Иногда это и неплохо, потому как если бы все чефуры в нашем подъезде начали вмешиваться в мои дела, я бы рехнулся. И сегодня, когда я шел в сторону Головца[116] в футболке, разорванной свихнувшимся Ацо, с разбитой губой и весь в мыле, все на меня таращились, но делали вид, что все нормально и со мной все в порядке. А сами оборачивались мне вслед и воображали черт знает что. Потом будут по всему району расспрашивать, что случилось, будут гнать всякую пургу, выдумывать и все такое. А сейчас никто меня не остановил и не спросил: со мной все в порядке? помощь не нужна? И меня это очень даже устраивало, потому что, спроси меня кто о чем-нибудь, — я бы сразу дал в табло. И вот иду я к Головцу, а мимо меня по Дороге воспоминаний и товарищества разные персонажи с Фужин топают. От чокнутых, которые совсем одичали и бродят по Головцу в трико, с повязкой на ушах и пугают тут птичек и зверюшек, — до стариков, которые по пути к фужинскому замку не успели обсудить все свои болячки и решили пройтись еще, заканчивая чефурками: те гуляют себе, треплются о мексиканских сериалах и переживают из-за того, что Фернандо бросил Марию. Все смотрели на меня, расхристанного и до смерти уставшего, но все делали вид, что ничегошеньки не замечают. И те, которые чефуры, решили, скорей всего, что я наркоман, а словенцы подумали, что все мы чефуры такие, так что всё путем.
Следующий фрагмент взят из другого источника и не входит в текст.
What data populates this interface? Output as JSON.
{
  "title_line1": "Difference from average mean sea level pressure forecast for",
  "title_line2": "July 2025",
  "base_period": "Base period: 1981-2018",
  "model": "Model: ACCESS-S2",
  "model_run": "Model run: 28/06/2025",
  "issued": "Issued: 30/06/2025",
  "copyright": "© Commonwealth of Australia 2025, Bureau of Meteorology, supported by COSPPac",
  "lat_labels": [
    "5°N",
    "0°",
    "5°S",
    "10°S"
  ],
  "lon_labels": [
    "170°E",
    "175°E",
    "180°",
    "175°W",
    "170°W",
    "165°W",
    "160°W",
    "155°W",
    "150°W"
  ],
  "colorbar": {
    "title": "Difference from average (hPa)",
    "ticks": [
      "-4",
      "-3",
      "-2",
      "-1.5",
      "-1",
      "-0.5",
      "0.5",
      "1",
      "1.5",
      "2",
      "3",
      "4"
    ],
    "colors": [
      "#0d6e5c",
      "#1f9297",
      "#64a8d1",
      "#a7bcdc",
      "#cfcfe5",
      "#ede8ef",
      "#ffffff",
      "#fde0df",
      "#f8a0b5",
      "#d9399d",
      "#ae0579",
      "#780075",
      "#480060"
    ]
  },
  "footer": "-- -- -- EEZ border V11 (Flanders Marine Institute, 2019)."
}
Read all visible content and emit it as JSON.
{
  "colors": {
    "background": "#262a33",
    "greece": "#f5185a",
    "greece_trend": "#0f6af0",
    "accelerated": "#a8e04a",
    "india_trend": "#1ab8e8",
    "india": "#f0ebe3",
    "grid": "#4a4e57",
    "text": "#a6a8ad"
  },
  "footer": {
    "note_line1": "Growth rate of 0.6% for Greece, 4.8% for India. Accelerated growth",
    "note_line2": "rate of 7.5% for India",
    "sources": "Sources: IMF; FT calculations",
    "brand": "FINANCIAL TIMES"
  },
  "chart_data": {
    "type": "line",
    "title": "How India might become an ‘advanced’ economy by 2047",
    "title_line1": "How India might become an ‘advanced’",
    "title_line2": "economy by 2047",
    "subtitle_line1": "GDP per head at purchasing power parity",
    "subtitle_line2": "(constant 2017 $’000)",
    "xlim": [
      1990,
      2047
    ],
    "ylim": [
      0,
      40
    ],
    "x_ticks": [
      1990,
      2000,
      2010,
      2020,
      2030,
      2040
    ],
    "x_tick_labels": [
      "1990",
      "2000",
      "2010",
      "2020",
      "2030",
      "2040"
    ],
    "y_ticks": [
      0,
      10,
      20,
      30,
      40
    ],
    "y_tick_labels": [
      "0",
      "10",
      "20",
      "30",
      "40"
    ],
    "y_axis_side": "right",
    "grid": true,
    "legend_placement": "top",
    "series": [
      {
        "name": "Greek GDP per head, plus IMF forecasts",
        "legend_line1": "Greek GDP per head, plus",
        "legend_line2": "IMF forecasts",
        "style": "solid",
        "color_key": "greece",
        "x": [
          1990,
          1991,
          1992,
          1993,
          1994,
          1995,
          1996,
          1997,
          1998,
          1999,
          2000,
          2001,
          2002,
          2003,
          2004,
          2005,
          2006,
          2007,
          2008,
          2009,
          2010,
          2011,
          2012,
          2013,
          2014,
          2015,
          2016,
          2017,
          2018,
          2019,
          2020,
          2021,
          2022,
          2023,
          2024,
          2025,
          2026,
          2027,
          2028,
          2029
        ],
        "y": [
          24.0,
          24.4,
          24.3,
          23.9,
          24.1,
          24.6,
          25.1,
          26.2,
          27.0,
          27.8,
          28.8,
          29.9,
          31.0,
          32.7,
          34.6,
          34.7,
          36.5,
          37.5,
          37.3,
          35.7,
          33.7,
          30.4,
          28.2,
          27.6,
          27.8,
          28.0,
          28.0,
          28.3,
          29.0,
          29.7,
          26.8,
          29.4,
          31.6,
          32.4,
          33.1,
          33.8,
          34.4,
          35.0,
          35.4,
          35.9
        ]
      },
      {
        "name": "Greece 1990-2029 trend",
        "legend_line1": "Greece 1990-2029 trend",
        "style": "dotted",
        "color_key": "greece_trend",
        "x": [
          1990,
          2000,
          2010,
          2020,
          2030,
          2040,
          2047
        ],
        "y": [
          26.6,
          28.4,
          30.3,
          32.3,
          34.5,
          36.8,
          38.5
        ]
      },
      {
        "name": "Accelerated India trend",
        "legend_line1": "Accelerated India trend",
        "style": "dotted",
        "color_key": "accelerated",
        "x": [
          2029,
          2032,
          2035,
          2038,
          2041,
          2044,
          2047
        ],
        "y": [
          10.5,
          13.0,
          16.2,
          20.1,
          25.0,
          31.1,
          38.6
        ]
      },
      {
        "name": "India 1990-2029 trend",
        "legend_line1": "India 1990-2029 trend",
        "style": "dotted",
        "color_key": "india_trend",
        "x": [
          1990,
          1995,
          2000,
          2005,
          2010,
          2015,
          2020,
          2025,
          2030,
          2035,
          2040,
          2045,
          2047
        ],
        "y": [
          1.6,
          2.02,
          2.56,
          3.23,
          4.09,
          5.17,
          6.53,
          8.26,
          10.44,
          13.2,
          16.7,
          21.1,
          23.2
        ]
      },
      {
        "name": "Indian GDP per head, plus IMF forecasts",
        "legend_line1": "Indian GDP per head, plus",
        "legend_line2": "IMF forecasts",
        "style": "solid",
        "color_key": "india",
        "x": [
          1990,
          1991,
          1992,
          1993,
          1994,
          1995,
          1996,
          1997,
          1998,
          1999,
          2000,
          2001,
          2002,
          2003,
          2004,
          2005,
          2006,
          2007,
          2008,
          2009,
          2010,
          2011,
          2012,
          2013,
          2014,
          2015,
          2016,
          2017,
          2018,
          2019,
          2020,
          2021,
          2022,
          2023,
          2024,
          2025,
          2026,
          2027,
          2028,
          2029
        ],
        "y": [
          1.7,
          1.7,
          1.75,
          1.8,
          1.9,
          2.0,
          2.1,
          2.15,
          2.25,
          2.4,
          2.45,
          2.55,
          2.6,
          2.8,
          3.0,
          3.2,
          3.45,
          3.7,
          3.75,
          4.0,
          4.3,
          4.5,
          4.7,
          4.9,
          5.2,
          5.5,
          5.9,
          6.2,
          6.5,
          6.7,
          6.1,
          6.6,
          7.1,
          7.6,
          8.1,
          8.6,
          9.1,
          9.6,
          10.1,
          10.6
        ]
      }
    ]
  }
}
Чёрти сколько времени прошло, пока я взобрался на Головец. В начальной школе нас приводят сюда на День спорта и заставляют носиться вверх-вниз, чтобы мы типа до конца вымотались. А училки рассаживаются по лавочкам, выкуривают по пачке сигарет и ведут свои охренительно умные разговоры, — так и рабочий день проходит. Вот такие у нас фужинские дни спорта. Уселся я на эту дурацкую лавочку и сидел там, как псих, сбежавший из дурдома.

Смотрел на Фужины и думал, что надо идти к дому и искать Ацо. И Деяна с Ади. Я сидел, и думал, и готовился, но без толку. Будто прилип задницей к лавке. Не мог двинуться с места. Холодало, начинало смеркаться, а я все торчал на Головце. Грёбаный Головец! Лучше всего было бы остаться здесь и превратиться в одного из тех психов, которые будто бы женщин в здешнем лесу насиловали. Было время, когда об этом много болтали, но так — точно никто не знал. По-моему, это мамаши дочерей своих пугали, чтобы те не таскались с парнями на Головец и не тискались там за деревьями. Грёбаный Головец! Я так и не мог сдвинуться с места, спуститься вниз и дойти до дома. Напрягало меня то, что я в рваной одежде и в крови и что надо будет все объяснять народу во дворе. На самом деле я вообще не знал, что произошло и что там с Дамьяновичем. По-хорошему, мне б сейчас подумать, не случилось ли с ним чего серьезного? Но нет же: я только не хотел объяснять, почему у меня порвана футболка.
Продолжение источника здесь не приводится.